By applying specificity to your payment rules, you protect your margins and simplify the user experience. Instead of a "one-size-fits-all" approach, you create a dynamic checkout that responds to the context of the order.
If you'd like a broader discussion of why HidePay was built and the outcomes merchants can expect, read the Nextools post Introducing HidePay for Shopify.
Summary of Action Steps
If you want to improve your payment setup today, follow these steps:
- Prioritize Shopify Payments: If available in your region, use it as your primary gateway to eliminate extra transaction fees.
- Activate Shop Pay: Ensure your customers can use the fastest checkout tool available on the platform.
- Add 1-2 Alternative Methods: PayPal is usually mandatory for trust, and one BNPL option is recommended for AOVs over $100.
- Use Logic to Sort and Hide: Do not show every method to every customer. Filter by geography, cart total, and customer history — learn how to hide, sort, and rename payment methods in HidePay's step-by-step documentation.
- Test and Iterate: Monitor your conversion rates after making changes to ensure the new layout is performing better than the old one.
Conclusion
There is no single "best" payment method for every Shopify store. The optimal choice is a combination of the native Shopify gateway for low fees, a trusted name like PayPal for credibility, and accelerated mobile wallets for speed. The key to a high-converting store is not just having these options, but managing them intelligently based on the customer's location, order value, and risk profile.
Controlling your checkout experience is one of the most effective ways to scale your business. We invite you to explore how HidePay can help you refine your payment strategy. By hiding irrelevant options, reordering choices to favor low-fee gateways, and renaming methods for better clarity, you can create a checkout that feels local and trustworthy to every customer.
Ready to take full control of your Shopify checkout? Install HidePay from the Shopify App Store and start building a smarter, more profitable payment experience today.
FAQ
Is Shopify Payments always the best choice?
For most merchants, yes, because it waives the additional third-party transaction fees that Shopify charges for other gateways. It also provides the deepest integration with the Shopify admin and enables Shop Pay, which is a significant conversion driver.
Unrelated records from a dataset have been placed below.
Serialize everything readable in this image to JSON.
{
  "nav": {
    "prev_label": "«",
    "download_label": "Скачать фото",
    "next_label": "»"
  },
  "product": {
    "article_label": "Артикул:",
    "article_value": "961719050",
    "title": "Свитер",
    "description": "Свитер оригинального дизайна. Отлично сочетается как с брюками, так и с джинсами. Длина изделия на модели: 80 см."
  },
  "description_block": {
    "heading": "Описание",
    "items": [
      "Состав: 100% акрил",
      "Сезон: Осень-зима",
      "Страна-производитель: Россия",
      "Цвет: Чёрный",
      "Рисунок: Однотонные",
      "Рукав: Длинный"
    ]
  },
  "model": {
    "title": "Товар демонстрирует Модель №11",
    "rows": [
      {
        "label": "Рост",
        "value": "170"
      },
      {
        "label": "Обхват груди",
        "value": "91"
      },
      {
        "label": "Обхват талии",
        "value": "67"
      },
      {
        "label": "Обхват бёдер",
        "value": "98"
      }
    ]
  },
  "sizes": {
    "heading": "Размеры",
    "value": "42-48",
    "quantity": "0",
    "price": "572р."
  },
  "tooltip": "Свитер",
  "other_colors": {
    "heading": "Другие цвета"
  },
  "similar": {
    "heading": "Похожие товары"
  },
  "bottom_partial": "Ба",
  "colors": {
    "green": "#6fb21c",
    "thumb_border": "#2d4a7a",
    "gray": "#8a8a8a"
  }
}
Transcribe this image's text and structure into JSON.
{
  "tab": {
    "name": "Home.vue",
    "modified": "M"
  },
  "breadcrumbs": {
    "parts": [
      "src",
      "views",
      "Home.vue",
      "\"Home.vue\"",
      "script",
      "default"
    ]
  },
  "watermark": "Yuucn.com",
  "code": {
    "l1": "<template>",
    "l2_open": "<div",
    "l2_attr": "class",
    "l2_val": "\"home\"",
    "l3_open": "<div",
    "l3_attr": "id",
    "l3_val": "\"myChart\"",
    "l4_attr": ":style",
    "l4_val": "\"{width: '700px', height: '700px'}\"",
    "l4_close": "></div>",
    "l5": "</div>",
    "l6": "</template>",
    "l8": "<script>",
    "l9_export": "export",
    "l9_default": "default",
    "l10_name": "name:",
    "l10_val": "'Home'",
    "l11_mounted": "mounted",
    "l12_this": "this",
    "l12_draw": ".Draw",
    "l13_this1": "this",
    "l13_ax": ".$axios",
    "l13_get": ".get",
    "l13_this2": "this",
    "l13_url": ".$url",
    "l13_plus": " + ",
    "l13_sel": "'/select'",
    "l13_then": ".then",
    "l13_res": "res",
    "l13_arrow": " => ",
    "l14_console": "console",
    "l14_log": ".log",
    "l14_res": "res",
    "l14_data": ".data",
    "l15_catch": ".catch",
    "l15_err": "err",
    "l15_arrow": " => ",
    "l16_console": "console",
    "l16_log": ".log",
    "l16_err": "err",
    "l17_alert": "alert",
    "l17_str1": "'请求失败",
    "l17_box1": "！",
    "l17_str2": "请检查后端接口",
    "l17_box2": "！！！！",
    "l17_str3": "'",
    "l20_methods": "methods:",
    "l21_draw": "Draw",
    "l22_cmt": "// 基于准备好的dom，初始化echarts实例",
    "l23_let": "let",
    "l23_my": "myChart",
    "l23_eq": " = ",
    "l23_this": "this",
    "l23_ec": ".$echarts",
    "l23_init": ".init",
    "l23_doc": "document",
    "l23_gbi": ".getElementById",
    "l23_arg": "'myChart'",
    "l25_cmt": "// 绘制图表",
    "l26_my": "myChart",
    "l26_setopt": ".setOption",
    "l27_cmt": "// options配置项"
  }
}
However, if your business is in a high-risk category or located in an unsupported country, you will need a third-party provider like Stripe or a specialized high-risk gateway.
How many payment methods should I show at checkout?
Generally, offering 3 to 5 distinct options is the "sweet spot." This typically includes a standard credit card option, one or two express wallets (Apple Pay/Google Pay), a trusted third-party like PayPal, and potentially a BNPL option like Klarna for higher-priced items. Showing more than five options can clutter the interface and overwhelm customers, potentially leading to higher abandonment rates.
Do I need PayPal if I already have credit card processing?
While not strictly required, PayPal is highly recommended for most stores. Many customers—especially international ones or those shopping with a new brand—feel more secure using PayPal’s buyer protection. In many cases, adding PayPal can lead to a measurable lift in conversion rates, even if the transaction fees are slightly higher than your primary gateway.
How can I hide specific payment methods for certain countries?
Shopify does not offer this functionality natively in the standard admin settings. To hide or show payment methods based on a customer's country, currency, or cart contents, you need an app that utilizes Shopify Functions. HidePay allows you to create specific rules that hide, sort, or rename payment methods based on the customer’s geographic location or shipping address — see the HidePay guide on organizing payment methods by country for complete setup steps.